I have created my own TamperMonkey plugin that adds TTS to web pages. It finds text, makes it clickable, and when a user clicks a word, it starts reading from there, highlighting text as it reads it, skipping menus and chrome. I find this helps me better focus on reading. Unfortunately I can only stand one single voice and it's been stagnating for years (Alex from Mac OS). Can't wait to hear the WaveNet voice Google has been threatening to give us.

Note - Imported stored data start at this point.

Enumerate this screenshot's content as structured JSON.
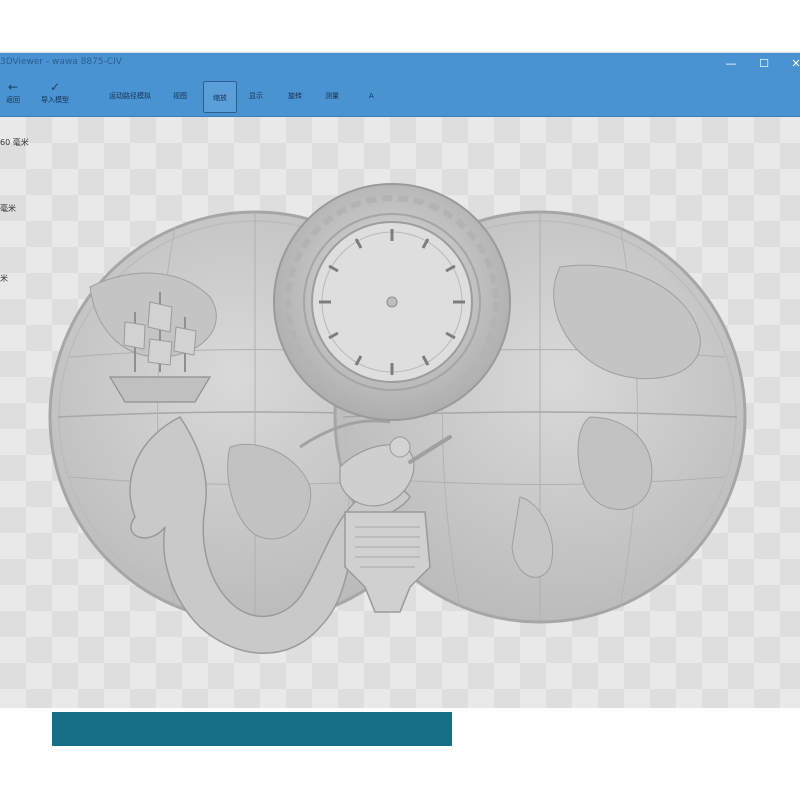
{
  "window": {
    "title": "3DViewer - wawa 8875-CIV",
    "controls": {
      "minimize": "—",
      "maximize": "☐",
      "close": "✕"
    }
  },
  "ribbon": {
    "items": [
      {
        "label": "返回",
        "icon": "←"
      },
      {
        "label": "导入模型",
        "icon": "✓"
      }
    ],
    "tools": [
      {
        "label": "运动路径模拟"
      },
      {
        "label": "视图"
      },
      {
        "label": "缩放"
      },
      {
        "label": "显示"
      },
      {
        "label": "旋转"
      },
      {
        "label": "测量"
      },
      {
        "label": "A"
      }
    ]
  },
  "dimensions": [
    {
      "label": "60 毫米"
    },
    {
      "label": "毫米"
    },
    {
      "label": "米"
    }
  ],
  "model": {
    "description": ""
  },
  "colors": {
    "accent": "#4a93d2",
    "bottom_bar": "#156f86",
    "relief": "#c8c8c8"
  }
}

Is it available for the rest of us perchance?
A speech recognition researcher I knew spent some time at Eastern Washington university because they had a lot of transcribed Washington state proceedings, which was open access enough to go into his company’s speech corpus, I guess (I only found out because I mentioned my mom graduated from there). Anyways, these people turn over a lot of rocks to realize their huge corpuses (erm, corpi?).
Whether that is “open access” enough for commercial use is an interesting question. I thought that the SCOTUS recordings, for example, can not be used for commercial applications, but that might be a restriction imposed by the organization that processes and publishes the data, not the proceedings themselves.
Have you considered getting volunteers to transcribe permissively licensed video or podcasts?
One advantage of being the size / prestige of Mozilla is presumably organisations that are willing to license their content for free to Mozilla for this purpose?
I was thinking earlier that maybe YouTube CC-licensed audio with manually entered subtitles might be a good source?

Though, most videos of decent length would only contain say three or four speakers, which is most definitely sub-optimal.

https://www.youtube.com/results?sp=EgYYAigBMAE%253D&search_q...

The last time I checked Youtube's terms of service prohibit you from making use of the rights granted by the creative commons licenses on the content.
How so?
Just had an idea... what about call center providers? They already collect speech data for training purposes and transcription could most likely help there!
They do, but privacy is a major concern.

The bigger problem is, of course, that you need speech data with (fairly) accurate transcripts for training ASR systems. These typically don't exist for call center calls.

Transcriptions are not really the issue here, the cost of freelance transcribers is relatively low. It is privacy that makes it so hard, most of the call center calls need to have some kind of user authentication, which means they would need to be anonymized prior to being transcribed and used as a training material.